I spent most of my class fantasising about giving a blow job to that guy. TMI? Okay, yes, maybe, but that's actually not my point. (Yes, I actually have a point this time.) See that first sentence there? The thing is, I could never ever write it in Croatian. It would sound too crude, too dirty, too vulgar. It's liberating, writing in English. I love it so much, but I am detached from it nonetheless. Words I say in English are just that, words. They're not... How do I explain it? It's not that they're not my thoughts, because clearly, they are, but they're not inherently a part of me. Am I making any sense? I believe I could describe having sex in minute detail as long as I'm doing it in English. (Doing it as in writing about it, not doing it as in, you know, doing it.) Another reason for this is probably all the slash I've been reading. I've become desensitised when it comes to body parts and sex acts in writing.
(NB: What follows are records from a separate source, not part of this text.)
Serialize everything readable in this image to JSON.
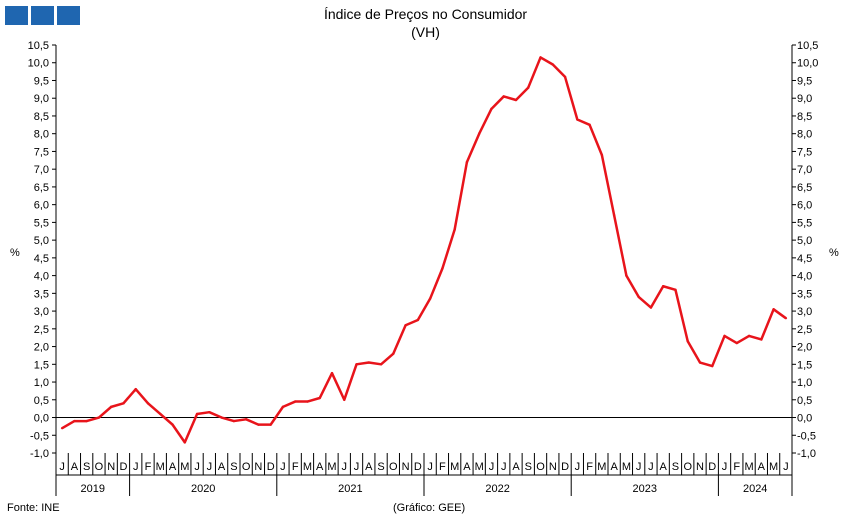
{
  "header": {
    "title": "Índice de Preços no Consumidor",
    "subtitle": "(VH)"
  },
  "footer": {
    "source": "Fonte: INE",
    "credit": "(Gráfico: GEE)"
  },
  "colors": {
    "logo": "#1f66b0",
    "series_line": "#e8141b",
    "axis": "#000000"
  },
  "chart_data": {
    "type": "line",
    "title": "Índice de Preços no Consumidor",
    "subtitle": "(VH)",
    "ylabel": "%",
    "ylabel_right": "%",
    "ylim": [
      -1.0,
      10.5
    ],
    "ytick_step": 0.5,
    "grid": false,
    "zero_line": true,
    "ytick_labels": [
      "-1,0",
      "-0,5",
      "0,0",
      "0,5",
      "1,0",
      "1,5",
      "2,0",
      "2,5",
      "3,0",
      "3,5",
      "4,0",
      "4,5",
      "5,0",
      "5,5",
      "6,0",
      "6,5",
      "7,0",
      "7,5",
      "8,0",
      "8,5",
      "9,0",
      "9,5",
      "10,0",
      "10,5"
    ],
    "month_labels": [
      "J",
      "A",
      "S",
      "O",
      "N",
      "D",
      "J",
      "F",
      "M",
      "A",
      "M",
      "J",
      "J",
      "A",
      "S",
      "O",
      "N",
      "D",
      "J",
      "F",
      "M",
      "A",
      "M",
      "J",
      "J",
      "A",
      "S",
      "O",
      "N",
      "D",
      "J",
      "F",
      "M",
      "A",
      "M",
      "J",
      "J",
      "A",
      "S",
      "O",
      "N",
      "D",
      "J",
      "F",
      "M",
      "A",
      "M",
      "J",
      "J",
      "A",
      "S",
      "O",
      "N",
      "D",
      "J",
      "F",
      "M",
      "A",
      "M",
      "J"
    ],
    "years": [
      {
        "label": "2019",
        "months": 6
      },
      {
        "label": "2020",
        "months": 12
      },
      {
        "label": "2021",
        "months": 12
      },
      {
        "label": "2022",
        "months": 12
      },
      {
        "label": "2023",
        "months": 12
      },
      {
        "label": "2024",
        "months": 6
      }
    ],
    "series": [
      {
        "values": [
          -0.3,
          -0.1,
          -0.1,
          0.0,
          0.3,
          0.4,
          0.8,
          0.4,
          0.1,
          -0.2,
          -0.7,
          0.1,
          0.15,
          0.0,
          -0.1,
          -0.05,
          -0.2,
          -0.2,
          0.3,
          0.45,
          0.45,
          0.55,
          1.25,
          0.5,
          1.5,
          1.55,
          1.5,
          1.8,
          2.6,
          2.75,
          3.35,
          4.2,
          5.3,
          7.2,
          8.0,
          8.7,
          9.05,
          8.95,
          9.3,
          10.15,
          9.95,
          9.6,
          8.4,
          8.25,
          7.4,
          5.7,
          4.0,
          3.4,
          3.1,
          3.7,
          3.6,
          2.15,
          1.55,
          1.45,
          2.3,
          2.1,
          2.3,
          2.2,
          3.05,
          2.8
        ]
      }
    ]
  }
}
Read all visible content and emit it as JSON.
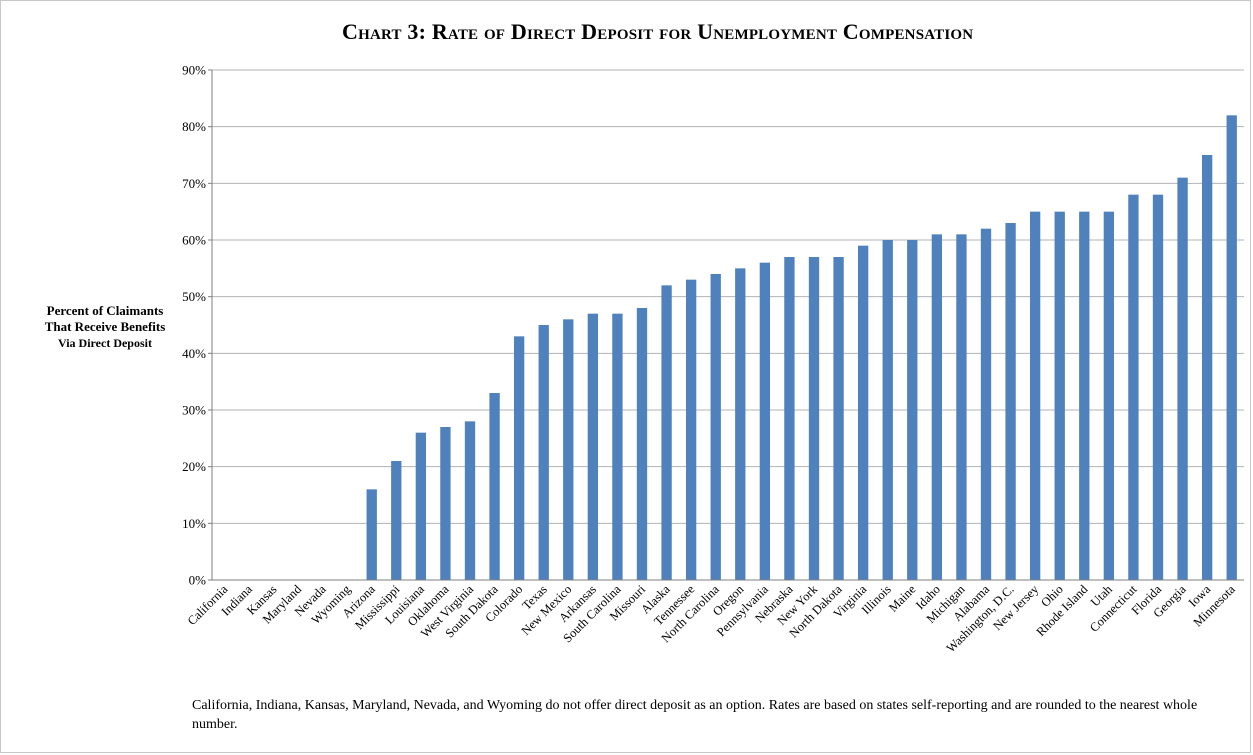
{
  "chart_data": {
    "type": "bar",
    "title": "Chart 3: Rate of Direct Deposit for Unemployment Compensation",
    "ylabel_lines": [
      "Percent of Claimants",
      "That Receive Benefits",
      "Via Direct Deposit"
    ],
    "xlabel": "",
    "ylim": [
      0,
      90
    ],
    "yticks": [
      0,
      10,
      20,
      30,
      40,
      50,
      60,
      70,
      80,
      90
    ],
    "ytick_suffix": "%",
    "grid": true,
    "bar_color": "#4f81bd",
    "grid_color": "#b3b3b3",
    "categories": [
      "California",
      "Indiana",
      "Kansas",
      "Maryland",
      "Nevada",
      "Wyoming",
      "Arizona",
      "Mississippi",
      "Louisiana",
      "Oklahoma",
      "West Virginia",
      "South Dakota",
      "Colorado",
      "Texas",
      "New Mexico",
      "Arkansas",
      "South Carolina",
      "Missouri",
      "Alaska",
      "Tennessee",
      "North Carolina",
      "Oregon",
      "Pennsylvania",
      "Nebraska",
      "New York",
      "North Dakota",
      "Virginia",
      "Illinois",
      "Maine",
      "Idaho",
      "Michigan",
      "Alabama",
      "Washington, D.C.",
      "New Jersey",
      "Ohio",
      "Rhode Island",
      "Utah",
      "Connecticut",
      "Florida",
      "Georgia",
      "Iowa",
      "Minnesota"
    ],
    "values": [
      0,
      0,
      0,
      0,
      0,
      0,
      16,
      21,
      26,
      27,
      28,
      33,
      43,
      45,
      46,
      47,
      47,
      48,
      52,
      53,
      54,
      55,
      56,
      57,
      57,
      57,
      59,
      60,
      60,
      61,
      61,
      62,
      63,
      65,
      65,
      65,
      65,
      68,
      68,
      71,
      75,
      82
    ]
  },
  "footnote": "California, Indiana, Kansas, Maryland, Nevada, and Wyoming do not offer direct deposit as an option. Rates are based on states self-reporting and are rounded to the nearest whole number."
}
They're just words. They don't mean anything. In English. In Croatian, even thinking about writing the words down squicks me.
Recently I read The Time Traveler's Wife. The main characters have a lot of sex. And it bothered me! Just because I read it in Croatian. The author writes about sex without hesitation - not clinical descriptions, but no prettifying it either. She calls things with their names instead of using metaphors Harlequin way. And if it was in English, I'd be totally fine with it. This way, I felt uncomfortable. I have no problem with reading lines like these:
He tongues Jared fiercely for endless minutes, stabbing in deep, using spit and Jared's own precome to get him good and wet inside. It's a tight fit, when he slides a finger in to test; Jared clenches hard around him, groaning down low in his chest, every vein and muscle standing out in sharp relief on his arms as he grips the altar. Jensen works in a second finger, sliding his tongue in between, and smiles when Jared jerks at the first touch to his prostate.
But when I just think about translating it, I turn into a blushing fourteen year old. So stupid, isn't it?